What is homography, and how is it used in image transformations? Answer: Homography is a type of projective transformation that relates two different images of the same scene, mapping points from one image plane to another. It is particularly useful in tasks like image stitching and panorama creation, where multiple views of a scene are aligned.

How do I apply affine transformations to an image? Answer: To apply affine transformations to an image, you use a transformation matrix that includes operations like scaling, rotation, translation, and shearing. These transformations can be performed using libraries like OpenCV or NumPy in Python, using functions like cv2.warpAffine().

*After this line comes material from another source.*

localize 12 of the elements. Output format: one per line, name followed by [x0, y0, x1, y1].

What is the difference between affine and projective transformations in terms of real-world applications? Answer: Affine transformations are used for simpler, linear transformations where object shapes and proportions remain consistent, such as resizing, rotating, and translating an image. Projective transformations are used in more complex scenarios like 3D to 2D perspective projection, aligning images taken from different viewpoints, or creating panoramas.

Why are affine transformations important in computer vision? Answer: Affine transformations are fundamental in many computer vision tasks such as object detection, image registration, and tracking. They are used to normalize images, making them invariant to changes in position, size, and orientation, which helps in recognizing objects from different perspectives.

What are homogeneous coordinates and why are they used in transformations? Answer: Homogeneous coordinates are a system that extends Cartesian coordinates by adding an extra dimension, enabling more complex transformations like translation. They allow for the representation of points and transformations in a unified matrix form, making operations like affine and projective transformations easier to implement.

What role do projective transformations play in image stitching? Answer: Projective transformations (homographies) are essential in image stitching. When images are captured from different angles, homography can be used to align them based on common points, helping to create a seamless panorama or a single unified image.

How can I visualize affine and projective transformations in Python? Answer: You can visualize affine and projective transformations using libraries like NumPy, OpenCV, and Matplotlib in Python. By applying transformation matrices to points or images and plotting the results, you can observe how the shapes change under different transformations.

Can affine transformations be used to correct perspective distortions in images? Answer: No, affine transformations cannot correct perspective distortions because they do not account for vanishing points or depth. To correct perspective distortions, projective transformations (homographies) must be applied as they handle more complex perspective changes.